Peak current demand on a hill start exceeds the BMS overcurrent threshold, especially if the battery isn't fully charged before the ride. The BMS cuts power to protect the cells — it's working correctly, not failing. Push off by foot on any incline before engaging the throttle to reduce the startup current spike. If the issue persists on flat ground, check resting pack voltage — it should read at or above 25.2V after a full charge.
The RipStik barely moves in cold weather — why does it feel so underpowered?
Li-ion capacity drops 15–25% below 5°C because cold increases internal cell resistance, which limits how much current the pack can deliver under load. The motor gets less power, so the board accelerates slowly and the BMS trips at lower load thresholds than it would at room temperature. Storing the board indoors before a cold-weather ride and keeping the battery warm until you're ready to go recovers most of that capacity. Ride at a lower speed initially to let the cells warm up from their own discharge heat before pushing full throttle.

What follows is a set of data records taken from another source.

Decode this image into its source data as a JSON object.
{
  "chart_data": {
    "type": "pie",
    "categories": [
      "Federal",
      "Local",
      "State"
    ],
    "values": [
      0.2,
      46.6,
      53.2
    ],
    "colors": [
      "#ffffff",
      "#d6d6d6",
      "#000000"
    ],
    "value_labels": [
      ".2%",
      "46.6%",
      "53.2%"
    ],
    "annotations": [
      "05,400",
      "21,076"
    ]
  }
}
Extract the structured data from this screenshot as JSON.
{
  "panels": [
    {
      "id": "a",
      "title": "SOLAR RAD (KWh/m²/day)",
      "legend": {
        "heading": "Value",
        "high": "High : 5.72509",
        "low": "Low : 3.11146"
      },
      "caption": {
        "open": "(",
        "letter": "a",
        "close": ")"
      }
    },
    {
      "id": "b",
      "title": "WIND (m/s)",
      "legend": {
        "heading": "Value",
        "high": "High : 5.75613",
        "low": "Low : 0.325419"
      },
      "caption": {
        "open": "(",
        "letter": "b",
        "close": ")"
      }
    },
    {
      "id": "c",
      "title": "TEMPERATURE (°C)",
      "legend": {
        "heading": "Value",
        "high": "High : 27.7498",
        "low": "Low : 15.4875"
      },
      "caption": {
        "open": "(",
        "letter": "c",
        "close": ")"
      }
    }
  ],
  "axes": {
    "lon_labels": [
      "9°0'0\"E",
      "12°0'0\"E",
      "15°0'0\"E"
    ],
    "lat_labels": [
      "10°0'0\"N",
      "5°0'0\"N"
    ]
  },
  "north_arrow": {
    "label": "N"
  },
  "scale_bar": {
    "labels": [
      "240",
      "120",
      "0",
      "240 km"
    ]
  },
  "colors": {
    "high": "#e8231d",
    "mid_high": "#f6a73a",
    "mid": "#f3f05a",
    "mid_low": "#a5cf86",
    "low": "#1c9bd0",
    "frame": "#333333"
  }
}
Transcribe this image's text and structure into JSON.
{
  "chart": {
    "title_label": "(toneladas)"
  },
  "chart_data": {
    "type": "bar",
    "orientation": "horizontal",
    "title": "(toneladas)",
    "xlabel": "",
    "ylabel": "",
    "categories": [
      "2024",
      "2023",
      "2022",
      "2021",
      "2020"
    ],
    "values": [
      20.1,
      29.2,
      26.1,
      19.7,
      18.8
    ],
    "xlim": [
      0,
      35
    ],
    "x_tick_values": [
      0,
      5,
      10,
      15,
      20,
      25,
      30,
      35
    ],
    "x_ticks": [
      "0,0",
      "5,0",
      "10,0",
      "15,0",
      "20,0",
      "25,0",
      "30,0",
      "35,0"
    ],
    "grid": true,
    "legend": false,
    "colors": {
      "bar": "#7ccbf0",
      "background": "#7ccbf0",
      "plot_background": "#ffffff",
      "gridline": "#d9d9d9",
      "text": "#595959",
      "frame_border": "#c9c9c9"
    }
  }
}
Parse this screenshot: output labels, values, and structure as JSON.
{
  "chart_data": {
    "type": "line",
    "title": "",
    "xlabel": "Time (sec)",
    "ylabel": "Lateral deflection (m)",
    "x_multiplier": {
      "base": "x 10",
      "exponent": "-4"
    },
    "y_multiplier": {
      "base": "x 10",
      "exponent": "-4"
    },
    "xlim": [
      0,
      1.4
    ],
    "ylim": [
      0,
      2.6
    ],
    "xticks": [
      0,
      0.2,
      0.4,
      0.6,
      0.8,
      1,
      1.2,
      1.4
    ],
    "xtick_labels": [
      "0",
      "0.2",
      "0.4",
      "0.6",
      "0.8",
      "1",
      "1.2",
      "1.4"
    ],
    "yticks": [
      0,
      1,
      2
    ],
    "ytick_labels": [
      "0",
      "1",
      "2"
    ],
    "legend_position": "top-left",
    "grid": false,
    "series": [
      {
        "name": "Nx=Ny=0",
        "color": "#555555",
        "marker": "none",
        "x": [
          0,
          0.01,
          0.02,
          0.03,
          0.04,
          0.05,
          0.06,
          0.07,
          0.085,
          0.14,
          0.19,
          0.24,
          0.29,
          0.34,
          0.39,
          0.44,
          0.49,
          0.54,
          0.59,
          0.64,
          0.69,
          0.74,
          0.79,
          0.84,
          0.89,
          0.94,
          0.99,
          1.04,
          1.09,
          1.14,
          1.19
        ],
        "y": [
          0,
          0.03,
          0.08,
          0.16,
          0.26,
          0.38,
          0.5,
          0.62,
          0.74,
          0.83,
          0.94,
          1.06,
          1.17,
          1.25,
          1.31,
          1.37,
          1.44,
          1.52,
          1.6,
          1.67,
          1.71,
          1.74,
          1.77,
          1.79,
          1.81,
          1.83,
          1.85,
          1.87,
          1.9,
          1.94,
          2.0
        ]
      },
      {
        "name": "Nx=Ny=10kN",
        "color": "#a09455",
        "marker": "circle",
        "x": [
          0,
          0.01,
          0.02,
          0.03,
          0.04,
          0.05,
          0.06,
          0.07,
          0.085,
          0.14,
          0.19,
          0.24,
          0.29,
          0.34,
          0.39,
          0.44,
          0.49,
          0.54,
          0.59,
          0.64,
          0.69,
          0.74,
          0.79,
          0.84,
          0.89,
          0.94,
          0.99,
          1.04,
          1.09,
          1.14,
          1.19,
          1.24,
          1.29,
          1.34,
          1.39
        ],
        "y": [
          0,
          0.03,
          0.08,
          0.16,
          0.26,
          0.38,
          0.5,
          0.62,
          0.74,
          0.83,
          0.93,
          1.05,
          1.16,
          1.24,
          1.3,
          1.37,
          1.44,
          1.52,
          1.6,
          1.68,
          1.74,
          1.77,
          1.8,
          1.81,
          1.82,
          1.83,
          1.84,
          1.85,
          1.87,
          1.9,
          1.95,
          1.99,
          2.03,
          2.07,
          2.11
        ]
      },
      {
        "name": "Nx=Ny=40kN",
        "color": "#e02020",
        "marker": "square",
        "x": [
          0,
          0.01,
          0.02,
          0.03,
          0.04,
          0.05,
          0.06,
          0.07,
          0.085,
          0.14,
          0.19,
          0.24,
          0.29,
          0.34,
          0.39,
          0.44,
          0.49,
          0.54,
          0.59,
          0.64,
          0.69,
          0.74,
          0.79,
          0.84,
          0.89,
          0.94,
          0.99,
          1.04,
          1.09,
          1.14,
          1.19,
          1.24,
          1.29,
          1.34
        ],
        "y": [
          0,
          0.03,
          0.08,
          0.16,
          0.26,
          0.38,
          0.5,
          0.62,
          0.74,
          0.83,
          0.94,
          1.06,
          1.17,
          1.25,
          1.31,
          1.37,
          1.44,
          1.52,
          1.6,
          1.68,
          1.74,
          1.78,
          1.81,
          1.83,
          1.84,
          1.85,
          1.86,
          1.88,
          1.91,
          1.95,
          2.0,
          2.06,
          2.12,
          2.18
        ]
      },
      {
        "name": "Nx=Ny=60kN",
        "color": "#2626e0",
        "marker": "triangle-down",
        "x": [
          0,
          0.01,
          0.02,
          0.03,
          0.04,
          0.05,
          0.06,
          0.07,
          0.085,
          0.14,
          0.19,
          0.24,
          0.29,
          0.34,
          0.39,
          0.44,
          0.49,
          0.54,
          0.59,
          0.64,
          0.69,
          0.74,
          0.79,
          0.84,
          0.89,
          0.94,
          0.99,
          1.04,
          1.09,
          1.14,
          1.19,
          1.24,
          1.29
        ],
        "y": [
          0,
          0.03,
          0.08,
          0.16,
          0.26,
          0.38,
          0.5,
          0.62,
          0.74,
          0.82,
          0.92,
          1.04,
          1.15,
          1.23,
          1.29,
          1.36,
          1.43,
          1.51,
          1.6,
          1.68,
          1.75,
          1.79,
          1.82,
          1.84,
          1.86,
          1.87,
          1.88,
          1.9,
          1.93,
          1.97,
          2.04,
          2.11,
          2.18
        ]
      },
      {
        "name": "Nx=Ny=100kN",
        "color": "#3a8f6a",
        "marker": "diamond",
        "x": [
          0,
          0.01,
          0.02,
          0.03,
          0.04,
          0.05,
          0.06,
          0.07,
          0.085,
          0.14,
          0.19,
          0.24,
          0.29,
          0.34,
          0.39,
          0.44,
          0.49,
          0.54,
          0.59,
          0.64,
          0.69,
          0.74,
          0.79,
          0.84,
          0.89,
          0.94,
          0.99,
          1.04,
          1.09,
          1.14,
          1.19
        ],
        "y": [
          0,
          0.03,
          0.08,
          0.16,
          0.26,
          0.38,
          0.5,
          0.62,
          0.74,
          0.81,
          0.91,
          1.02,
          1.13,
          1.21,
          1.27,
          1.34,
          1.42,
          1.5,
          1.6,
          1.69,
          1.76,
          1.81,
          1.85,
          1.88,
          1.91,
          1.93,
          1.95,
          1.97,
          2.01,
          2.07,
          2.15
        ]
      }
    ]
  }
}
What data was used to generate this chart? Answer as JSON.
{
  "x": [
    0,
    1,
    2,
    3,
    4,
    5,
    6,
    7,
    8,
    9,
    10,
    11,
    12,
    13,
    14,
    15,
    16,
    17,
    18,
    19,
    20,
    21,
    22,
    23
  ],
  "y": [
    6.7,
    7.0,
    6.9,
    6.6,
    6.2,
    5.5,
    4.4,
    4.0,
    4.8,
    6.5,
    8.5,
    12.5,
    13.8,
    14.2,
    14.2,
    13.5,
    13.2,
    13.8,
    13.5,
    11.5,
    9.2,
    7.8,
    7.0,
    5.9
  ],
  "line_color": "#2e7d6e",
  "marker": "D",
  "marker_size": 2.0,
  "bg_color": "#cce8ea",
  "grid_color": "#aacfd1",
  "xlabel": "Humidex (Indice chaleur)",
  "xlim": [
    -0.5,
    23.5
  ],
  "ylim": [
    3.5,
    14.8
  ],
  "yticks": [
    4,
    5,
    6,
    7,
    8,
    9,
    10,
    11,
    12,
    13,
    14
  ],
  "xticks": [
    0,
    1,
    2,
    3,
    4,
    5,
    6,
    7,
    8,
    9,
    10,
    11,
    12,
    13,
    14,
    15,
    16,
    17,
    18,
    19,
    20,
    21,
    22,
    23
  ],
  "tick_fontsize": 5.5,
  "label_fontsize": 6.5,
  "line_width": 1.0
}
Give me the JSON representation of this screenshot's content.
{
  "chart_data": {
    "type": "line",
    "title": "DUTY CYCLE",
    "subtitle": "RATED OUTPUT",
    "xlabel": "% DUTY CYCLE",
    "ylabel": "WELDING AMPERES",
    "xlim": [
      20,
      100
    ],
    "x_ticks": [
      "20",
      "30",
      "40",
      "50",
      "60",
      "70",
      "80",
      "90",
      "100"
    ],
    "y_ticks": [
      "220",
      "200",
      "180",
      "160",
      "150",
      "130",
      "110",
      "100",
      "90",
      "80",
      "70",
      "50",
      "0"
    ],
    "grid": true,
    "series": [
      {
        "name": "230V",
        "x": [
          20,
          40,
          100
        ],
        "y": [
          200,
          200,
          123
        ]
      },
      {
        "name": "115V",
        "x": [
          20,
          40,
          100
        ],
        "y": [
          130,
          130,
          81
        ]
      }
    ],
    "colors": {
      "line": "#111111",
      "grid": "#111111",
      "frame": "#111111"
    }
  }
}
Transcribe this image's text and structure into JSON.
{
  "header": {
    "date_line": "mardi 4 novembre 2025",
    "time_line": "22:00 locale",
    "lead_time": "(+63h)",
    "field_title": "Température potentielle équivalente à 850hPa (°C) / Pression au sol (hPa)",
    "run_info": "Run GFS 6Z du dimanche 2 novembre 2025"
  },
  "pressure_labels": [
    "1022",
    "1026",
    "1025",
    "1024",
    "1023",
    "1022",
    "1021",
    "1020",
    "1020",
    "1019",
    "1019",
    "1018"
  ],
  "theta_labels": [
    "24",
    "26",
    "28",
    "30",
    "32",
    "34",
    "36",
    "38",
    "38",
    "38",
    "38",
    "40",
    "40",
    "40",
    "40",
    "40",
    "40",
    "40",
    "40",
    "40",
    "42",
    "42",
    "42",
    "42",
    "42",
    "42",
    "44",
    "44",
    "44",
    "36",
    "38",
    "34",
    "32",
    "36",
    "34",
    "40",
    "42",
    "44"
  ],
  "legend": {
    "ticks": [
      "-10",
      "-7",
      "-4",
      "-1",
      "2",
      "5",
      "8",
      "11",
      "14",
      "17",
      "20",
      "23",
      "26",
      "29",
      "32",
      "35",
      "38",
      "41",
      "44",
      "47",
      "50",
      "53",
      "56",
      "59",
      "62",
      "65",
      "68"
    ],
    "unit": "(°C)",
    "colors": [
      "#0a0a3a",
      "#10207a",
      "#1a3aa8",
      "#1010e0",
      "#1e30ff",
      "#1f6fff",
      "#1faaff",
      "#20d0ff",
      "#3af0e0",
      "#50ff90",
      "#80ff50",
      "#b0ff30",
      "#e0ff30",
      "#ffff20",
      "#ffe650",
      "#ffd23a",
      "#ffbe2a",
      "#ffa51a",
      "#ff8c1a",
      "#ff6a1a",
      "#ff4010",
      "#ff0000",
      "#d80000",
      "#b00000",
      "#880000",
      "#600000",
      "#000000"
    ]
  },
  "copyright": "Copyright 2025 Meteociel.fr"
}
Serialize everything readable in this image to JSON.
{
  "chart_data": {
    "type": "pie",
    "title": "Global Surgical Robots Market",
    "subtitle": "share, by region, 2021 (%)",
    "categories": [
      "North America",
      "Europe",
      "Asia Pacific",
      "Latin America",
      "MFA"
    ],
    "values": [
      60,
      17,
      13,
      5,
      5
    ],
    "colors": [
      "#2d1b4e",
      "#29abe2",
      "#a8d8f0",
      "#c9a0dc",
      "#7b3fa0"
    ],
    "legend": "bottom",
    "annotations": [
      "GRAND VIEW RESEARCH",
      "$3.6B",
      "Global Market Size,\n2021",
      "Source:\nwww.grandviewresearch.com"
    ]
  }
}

The RipStik motor stutters and surges under my weight on an incline — is that a battery fault?
Stuttering under heavy load on a slope is voltage sag — the pack voltage drops sharply under peak draw, the motor controller briefly loses stable supply, and the motor misfires. This is different from a BMS cutout; the board keeps running but inconsistently. It's most noticeable when the battery is below 40% charge and the rider weight is at the higher end of the board's rated limit. Charge the pack fully before any ride involving hills, and check that the charge termination voltage reaches 25.2V — a pack that tops out at 24V or lower has reduced headroom under surge load.